2.5 Step 4: Compute distances from each neighbourhood to the border

st_distance() returns a matrix of distances between every neighbourhood centroid and every segment of the border. We take the minimum across columns to get each neighbourhood’s distance to the nearest point on the border.

Distances from st_distance() are in metres.
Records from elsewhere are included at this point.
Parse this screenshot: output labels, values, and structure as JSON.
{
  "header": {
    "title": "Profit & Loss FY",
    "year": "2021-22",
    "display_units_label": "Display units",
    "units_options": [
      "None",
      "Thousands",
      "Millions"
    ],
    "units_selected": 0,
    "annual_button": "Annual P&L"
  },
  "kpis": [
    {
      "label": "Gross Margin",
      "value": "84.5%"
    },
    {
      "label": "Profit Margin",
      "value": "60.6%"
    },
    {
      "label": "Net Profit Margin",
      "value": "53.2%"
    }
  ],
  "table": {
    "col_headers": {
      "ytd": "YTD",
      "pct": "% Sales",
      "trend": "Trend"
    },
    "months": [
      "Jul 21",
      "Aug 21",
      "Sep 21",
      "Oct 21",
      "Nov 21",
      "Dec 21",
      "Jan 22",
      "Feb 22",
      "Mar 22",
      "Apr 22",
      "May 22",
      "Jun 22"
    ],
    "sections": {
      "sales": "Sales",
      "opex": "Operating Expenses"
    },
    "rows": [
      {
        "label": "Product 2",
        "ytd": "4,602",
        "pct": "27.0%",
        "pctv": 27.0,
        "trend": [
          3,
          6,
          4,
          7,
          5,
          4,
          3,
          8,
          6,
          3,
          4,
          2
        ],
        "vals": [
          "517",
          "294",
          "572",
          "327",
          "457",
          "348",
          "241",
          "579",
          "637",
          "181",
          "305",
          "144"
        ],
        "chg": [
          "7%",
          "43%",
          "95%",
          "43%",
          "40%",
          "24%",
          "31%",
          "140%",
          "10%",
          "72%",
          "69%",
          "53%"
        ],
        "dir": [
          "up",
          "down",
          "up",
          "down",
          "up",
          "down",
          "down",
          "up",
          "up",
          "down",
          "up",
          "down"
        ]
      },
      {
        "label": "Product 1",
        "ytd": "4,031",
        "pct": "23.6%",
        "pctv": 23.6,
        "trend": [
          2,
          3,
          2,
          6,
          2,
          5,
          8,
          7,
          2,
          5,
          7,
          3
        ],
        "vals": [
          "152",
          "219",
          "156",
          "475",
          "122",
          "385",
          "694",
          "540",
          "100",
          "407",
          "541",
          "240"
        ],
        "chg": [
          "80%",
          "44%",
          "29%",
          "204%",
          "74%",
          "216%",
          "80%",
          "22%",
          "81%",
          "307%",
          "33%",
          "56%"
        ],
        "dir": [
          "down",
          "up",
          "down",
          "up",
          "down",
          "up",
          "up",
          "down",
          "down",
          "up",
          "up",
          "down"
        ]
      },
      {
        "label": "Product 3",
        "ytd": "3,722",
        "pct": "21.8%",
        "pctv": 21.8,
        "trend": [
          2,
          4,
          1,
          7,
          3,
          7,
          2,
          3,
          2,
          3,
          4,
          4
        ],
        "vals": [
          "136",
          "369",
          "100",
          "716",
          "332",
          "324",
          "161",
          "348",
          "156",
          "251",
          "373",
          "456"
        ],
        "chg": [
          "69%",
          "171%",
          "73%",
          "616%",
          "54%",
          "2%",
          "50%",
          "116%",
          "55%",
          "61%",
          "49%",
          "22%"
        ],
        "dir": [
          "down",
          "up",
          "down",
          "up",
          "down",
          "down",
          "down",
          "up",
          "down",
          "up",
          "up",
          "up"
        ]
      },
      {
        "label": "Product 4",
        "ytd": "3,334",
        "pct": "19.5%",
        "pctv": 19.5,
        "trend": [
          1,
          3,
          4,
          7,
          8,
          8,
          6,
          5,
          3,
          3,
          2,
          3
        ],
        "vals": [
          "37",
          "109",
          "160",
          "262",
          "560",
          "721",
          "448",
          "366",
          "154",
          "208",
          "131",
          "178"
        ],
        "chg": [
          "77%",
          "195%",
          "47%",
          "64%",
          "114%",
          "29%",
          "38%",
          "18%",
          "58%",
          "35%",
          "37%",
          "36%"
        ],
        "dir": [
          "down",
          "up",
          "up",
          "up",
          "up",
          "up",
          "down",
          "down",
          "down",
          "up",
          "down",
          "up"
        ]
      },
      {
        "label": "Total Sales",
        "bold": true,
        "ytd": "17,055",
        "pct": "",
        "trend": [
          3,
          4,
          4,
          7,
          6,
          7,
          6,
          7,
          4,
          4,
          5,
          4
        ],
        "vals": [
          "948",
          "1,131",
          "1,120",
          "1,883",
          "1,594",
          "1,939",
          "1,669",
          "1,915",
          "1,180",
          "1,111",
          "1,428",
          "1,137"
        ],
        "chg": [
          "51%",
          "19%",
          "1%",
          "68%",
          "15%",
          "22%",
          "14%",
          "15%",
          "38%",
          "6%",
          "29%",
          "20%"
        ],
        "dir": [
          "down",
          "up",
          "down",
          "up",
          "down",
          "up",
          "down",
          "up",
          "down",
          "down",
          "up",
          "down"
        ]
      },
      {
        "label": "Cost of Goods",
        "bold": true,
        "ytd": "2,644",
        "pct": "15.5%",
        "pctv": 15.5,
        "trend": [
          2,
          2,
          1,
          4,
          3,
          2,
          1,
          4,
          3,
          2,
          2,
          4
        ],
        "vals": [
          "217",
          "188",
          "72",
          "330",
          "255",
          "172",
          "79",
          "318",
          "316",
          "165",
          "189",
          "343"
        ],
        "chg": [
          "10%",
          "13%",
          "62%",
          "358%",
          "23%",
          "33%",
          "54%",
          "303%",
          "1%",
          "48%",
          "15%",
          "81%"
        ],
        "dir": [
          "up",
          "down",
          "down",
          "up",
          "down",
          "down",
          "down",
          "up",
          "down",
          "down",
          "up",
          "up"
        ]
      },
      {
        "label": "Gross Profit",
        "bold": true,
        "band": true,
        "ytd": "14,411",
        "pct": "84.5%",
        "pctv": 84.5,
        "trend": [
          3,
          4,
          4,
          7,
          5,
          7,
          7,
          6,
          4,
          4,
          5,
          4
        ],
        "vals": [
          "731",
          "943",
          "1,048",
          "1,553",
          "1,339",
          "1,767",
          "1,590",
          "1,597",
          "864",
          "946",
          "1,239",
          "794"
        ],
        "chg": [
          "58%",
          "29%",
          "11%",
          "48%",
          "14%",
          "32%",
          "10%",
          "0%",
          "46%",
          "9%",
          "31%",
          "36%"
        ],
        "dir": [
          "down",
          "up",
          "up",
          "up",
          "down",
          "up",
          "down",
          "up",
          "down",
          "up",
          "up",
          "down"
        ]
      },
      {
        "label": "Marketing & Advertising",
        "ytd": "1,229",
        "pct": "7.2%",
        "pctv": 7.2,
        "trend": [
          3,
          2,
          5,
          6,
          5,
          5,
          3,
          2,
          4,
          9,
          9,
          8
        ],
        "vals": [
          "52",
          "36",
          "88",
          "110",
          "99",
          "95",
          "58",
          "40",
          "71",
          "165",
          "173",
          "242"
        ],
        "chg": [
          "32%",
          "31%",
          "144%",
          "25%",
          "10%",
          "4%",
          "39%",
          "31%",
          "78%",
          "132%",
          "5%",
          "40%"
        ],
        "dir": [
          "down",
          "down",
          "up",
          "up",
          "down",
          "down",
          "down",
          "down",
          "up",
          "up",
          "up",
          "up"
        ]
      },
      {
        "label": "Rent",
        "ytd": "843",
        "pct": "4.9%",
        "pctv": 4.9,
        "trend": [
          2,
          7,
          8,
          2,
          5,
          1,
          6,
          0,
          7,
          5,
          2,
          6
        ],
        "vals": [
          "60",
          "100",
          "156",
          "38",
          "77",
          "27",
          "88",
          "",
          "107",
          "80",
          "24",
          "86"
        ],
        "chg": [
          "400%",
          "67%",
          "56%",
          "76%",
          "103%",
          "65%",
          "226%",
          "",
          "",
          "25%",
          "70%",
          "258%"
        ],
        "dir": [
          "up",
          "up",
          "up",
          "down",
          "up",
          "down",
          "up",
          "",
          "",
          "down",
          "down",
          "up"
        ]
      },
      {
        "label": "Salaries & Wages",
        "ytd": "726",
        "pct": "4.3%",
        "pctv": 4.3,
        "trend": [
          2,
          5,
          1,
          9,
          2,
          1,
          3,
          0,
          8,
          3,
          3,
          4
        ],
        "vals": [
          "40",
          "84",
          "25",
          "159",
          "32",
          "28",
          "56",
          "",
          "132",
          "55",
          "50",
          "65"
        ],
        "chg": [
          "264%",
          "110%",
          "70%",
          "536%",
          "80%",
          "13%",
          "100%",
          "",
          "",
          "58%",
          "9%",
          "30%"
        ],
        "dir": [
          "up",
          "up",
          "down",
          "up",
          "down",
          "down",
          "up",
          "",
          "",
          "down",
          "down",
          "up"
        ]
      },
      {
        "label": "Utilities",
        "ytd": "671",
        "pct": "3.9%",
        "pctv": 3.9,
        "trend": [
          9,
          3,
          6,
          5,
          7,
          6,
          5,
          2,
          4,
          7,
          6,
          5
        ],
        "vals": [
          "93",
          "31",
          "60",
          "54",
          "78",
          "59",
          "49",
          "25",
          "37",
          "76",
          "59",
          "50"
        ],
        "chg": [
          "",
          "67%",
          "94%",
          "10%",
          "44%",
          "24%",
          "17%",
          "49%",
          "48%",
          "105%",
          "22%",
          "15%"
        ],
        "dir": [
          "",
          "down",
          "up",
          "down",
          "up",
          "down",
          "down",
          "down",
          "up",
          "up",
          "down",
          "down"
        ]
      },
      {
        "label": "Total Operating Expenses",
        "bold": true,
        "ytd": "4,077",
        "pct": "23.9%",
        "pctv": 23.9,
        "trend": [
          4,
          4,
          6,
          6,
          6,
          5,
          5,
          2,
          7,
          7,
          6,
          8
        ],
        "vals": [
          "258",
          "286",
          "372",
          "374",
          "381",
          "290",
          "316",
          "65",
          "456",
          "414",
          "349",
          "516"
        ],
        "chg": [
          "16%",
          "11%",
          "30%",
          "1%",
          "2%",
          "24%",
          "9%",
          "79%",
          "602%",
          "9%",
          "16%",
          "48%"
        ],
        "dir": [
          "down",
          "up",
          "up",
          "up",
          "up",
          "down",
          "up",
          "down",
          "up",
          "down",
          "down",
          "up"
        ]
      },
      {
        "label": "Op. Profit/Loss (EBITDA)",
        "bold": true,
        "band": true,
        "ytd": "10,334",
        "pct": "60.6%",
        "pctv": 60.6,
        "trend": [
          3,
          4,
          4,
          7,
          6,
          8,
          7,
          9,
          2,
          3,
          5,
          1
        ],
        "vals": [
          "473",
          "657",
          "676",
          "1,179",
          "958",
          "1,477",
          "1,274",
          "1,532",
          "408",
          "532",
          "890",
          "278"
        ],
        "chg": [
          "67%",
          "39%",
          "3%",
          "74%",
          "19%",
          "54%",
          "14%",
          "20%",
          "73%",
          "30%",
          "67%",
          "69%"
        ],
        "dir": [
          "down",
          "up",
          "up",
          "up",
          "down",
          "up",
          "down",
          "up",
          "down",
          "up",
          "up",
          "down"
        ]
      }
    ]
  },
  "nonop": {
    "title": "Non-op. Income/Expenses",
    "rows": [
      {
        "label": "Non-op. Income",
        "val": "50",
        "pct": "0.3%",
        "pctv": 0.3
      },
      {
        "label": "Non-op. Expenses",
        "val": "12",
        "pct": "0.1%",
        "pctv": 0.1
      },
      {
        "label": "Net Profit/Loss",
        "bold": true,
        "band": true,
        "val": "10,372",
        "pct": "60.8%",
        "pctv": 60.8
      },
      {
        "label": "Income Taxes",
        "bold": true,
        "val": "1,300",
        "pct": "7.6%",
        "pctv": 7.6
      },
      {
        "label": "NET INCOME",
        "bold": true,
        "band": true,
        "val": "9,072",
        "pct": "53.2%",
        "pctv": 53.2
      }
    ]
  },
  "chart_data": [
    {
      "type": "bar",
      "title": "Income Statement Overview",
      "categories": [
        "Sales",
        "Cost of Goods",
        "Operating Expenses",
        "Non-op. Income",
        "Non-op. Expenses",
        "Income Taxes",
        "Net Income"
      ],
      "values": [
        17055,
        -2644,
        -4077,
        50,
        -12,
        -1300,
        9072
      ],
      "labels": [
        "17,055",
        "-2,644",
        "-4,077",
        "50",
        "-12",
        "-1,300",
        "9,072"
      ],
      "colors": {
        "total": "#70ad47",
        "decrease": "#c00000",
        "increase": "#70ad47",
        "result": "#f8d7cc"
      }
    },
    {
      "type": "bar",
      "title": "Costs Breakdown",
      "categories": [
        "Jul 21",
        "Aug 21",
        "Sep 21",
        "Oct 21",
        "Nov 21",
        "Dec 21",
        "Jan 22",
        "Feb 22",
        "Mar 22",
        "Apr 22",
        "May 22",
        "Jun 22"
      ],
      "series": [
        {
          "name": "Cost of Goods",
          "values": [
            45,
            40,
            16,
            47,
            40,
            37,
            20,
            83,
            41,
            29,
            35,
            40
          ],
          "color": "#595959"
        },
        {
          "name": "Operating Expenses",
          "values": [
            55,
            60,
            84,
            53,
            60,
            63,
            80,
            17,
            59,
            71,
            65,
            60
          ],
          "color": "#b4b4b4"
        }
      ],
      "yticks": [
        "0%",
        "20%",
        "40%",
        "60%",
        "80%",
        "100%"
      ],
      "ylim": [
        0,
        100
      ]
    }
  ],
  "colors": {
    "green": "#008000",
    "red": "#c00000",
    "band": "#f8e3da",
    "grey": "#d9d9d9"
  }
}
distances <- st_distance(st_centroid(wijk), border) |>
  apply(1, min)
Warning: st_centroid assumes attributes are constant over geometries
wijk <- wijk |>
  mutate(distance_to_border = distances)

2.6 Step 5: Build the signed running variable

For an RDD, we need a single running variable that is:

  • Positive for neighbourhoods inside the Roman Empire.
  • Negative for neighbourhoods outside.

We convert from metres to kilometres by dividing by 1000.

wijk <- wijk |>
  mutate(running = if_else(in_roman_empire == 1,
                           distance_to_border / 1000,
                           -distance_to_border / 1000))

wijk
Simple feature collection with 3352 features and 5 fields
Geometry type: MULTIPOLYGON
Dimension:     XY
Bounding box:  xmin: 3.358373 ymin: 50.75136 xmax: 7.227497 ymax: 53.55358
Geodetic CRS:  +proj=longlat +datum=WGS84 +ellps=WGS84 +towgs84=0,0,0
# A tibble: 3,352 × 6
   statcode statnaam                                    geometry in_roman_empire
 * <chr>    <chr>                             <MULTIPOLYGON [°]> <fct>          
 1 WK001400 Centrum        (((6.57088 53.2272, 6.560231 53.2276… 0              
 2 WK001401 Oud-Zuid       (((6.579803 53.20758, 6.580139 53.21… 0              
 3 WK001402 Oud-West       (((6.555863 53.21402, 6.560231 53.22… 0              
 4 WK001403 Oud-Noord      (((6.57088 53.2272, 6.584517 53.2334… 0              
 5 WK001404 Oosterparkwijk (((6.580139 53.21705, 6.598265 53.22… 0              
 6 WK001405 Zuidoost       (((6.662155 53.19982, 6.63494 53.202… 0              
 7 WK001406 Helpman e.o.   (((6.575788 53.18293, 6.603272 53.19… 0              
 8 WK001407 Zuidwest       (((6.575788 53.18293, 6.562998 53.19… 0              
 9 WK001408 Hoogkerk e.o.  (((6.532016 53.20781, 6.519302 53.20… 0              
10 WK001409 Nieuw-West     (((6.542291 53.22096, 6.518617 53.25… 0              
# ℹ 3,342 more rows
# ℹ 2 more variables: distance_to_border <dbl>, running <dbl>

2.7 Step 6: Export the result

We save the enriched neighbourhood data (with in_roman_empire, distance_to_border, and running) as a shapefile for use in downstream analyses.